I continually examine my motives for endurance running (since I spend so much time doing it), and have for some time held the belief that we as a "civilized" species are now so far removed from the moment-by-moment struggle for survival that formerly ruled virtually every waking minute, that we now create for ourselves various means to simulate that intensity. I presume we do this because of some deep-seated need to experience life on the edge, to grab for that gusto and intensity. Thus I run ultras, to physically and mentally go to the edge and see what I can learn there about myself. And I like best to do this running in areas that are preferably wild and remote because there I somehow feel more connected. Simplistic, perhaps, but I suspect not far off the mark for many of us.
The tie-in with Leopold? Here are a couple nuggets: "Physical combat for the means of subsistence was, for unnumbered centuries, an economic fact. When it disappeared as such, a sound instinct led us to preserve it in the form of athletic sports and games...reviving, in play, a drama formerly inherent in daily life." Also, writing about outdoor recreation: "Recreation is valuable in proportion to the degree to which it differs from and contrasts with workaday life."
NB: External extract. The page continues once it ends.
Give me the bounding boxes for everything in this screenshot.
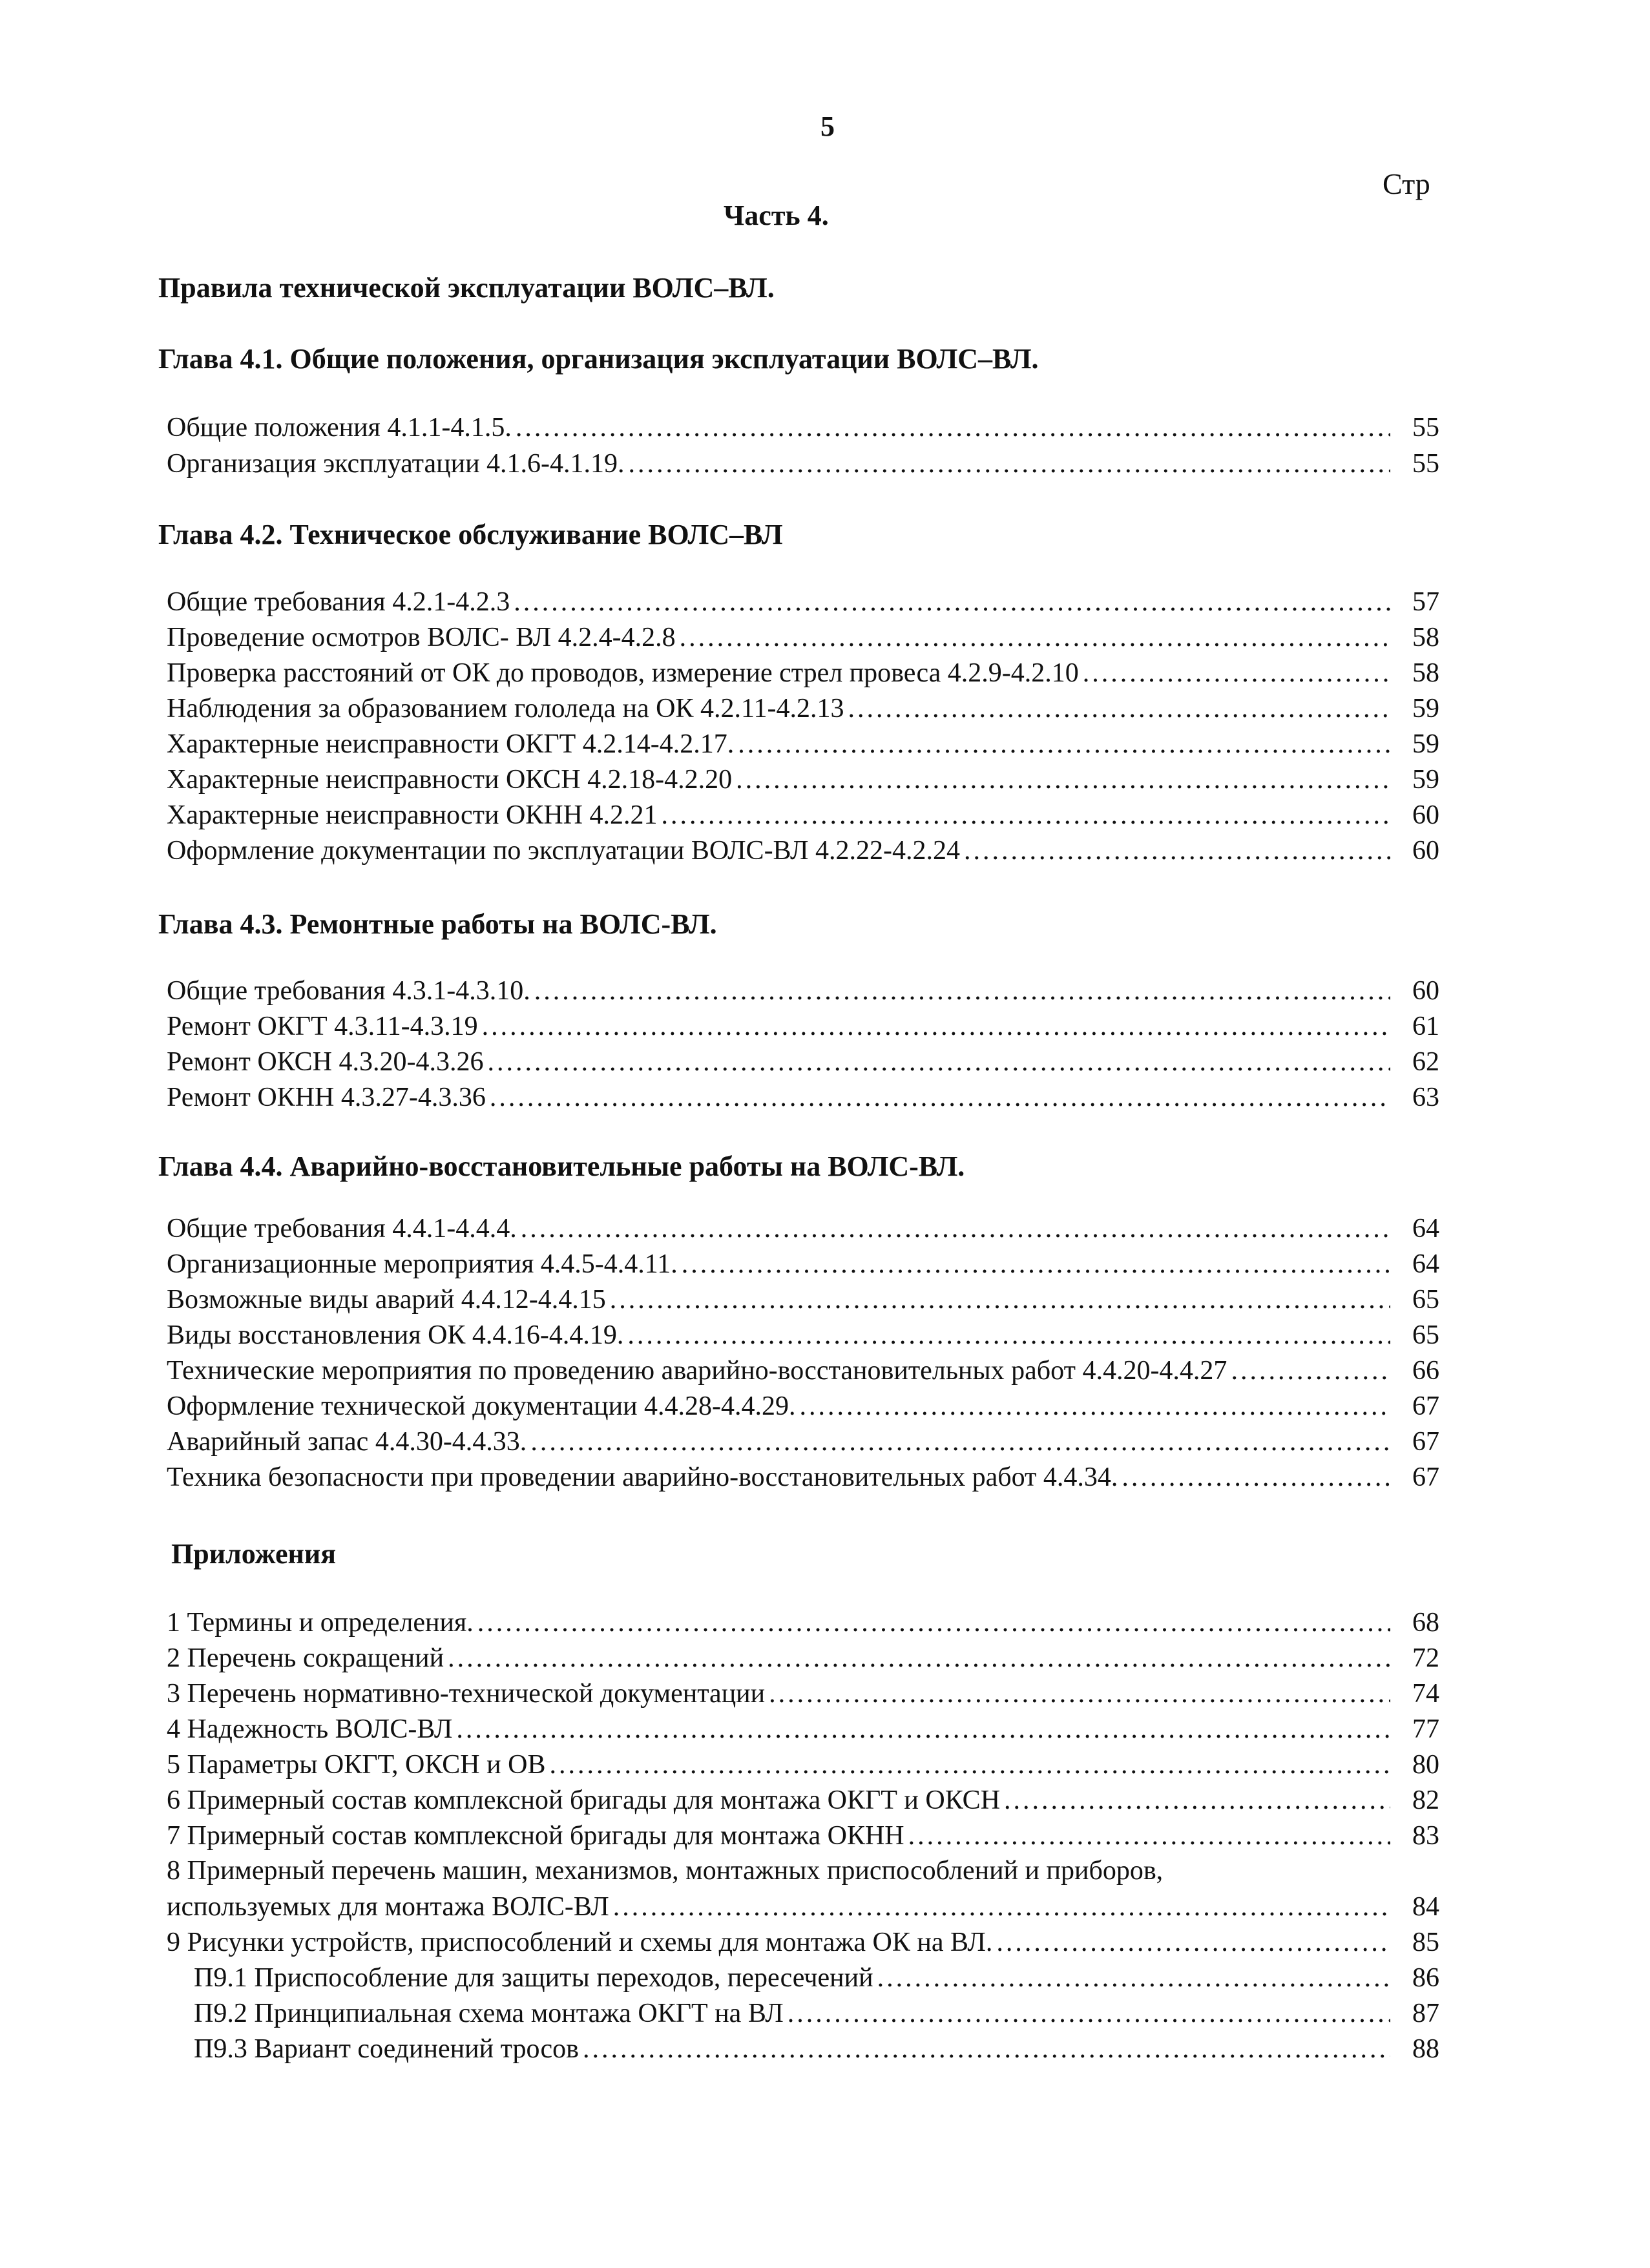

And on wilderness, Leopold wrote: "Ability to see the cultural value of wilderness boils down, in the last analysis, to a question of intellectual humility. The shallow-minded modern who has lost his rootage in the land assumes that he has already discovered what is important; it is such who prate of empires, political or economic, that will last a thousand years. It is only the scholar who appreciates that all history consists of successive excursions from a single starting point, to which man returns again and again to organize yet another search for a durable scale of values. It is only the scholar who understands why the raw wilderness gives definition and meaning to the human enterprise."
Anyone who values the notions of wilderness, solitude, self-reliance, and of communion with nature that many of us ultrarunners seek, as we use the backcountry as a route to our psyches or souls, should check out Leopold's book. It's commonly available in paperback in bookstores in the Natural History section.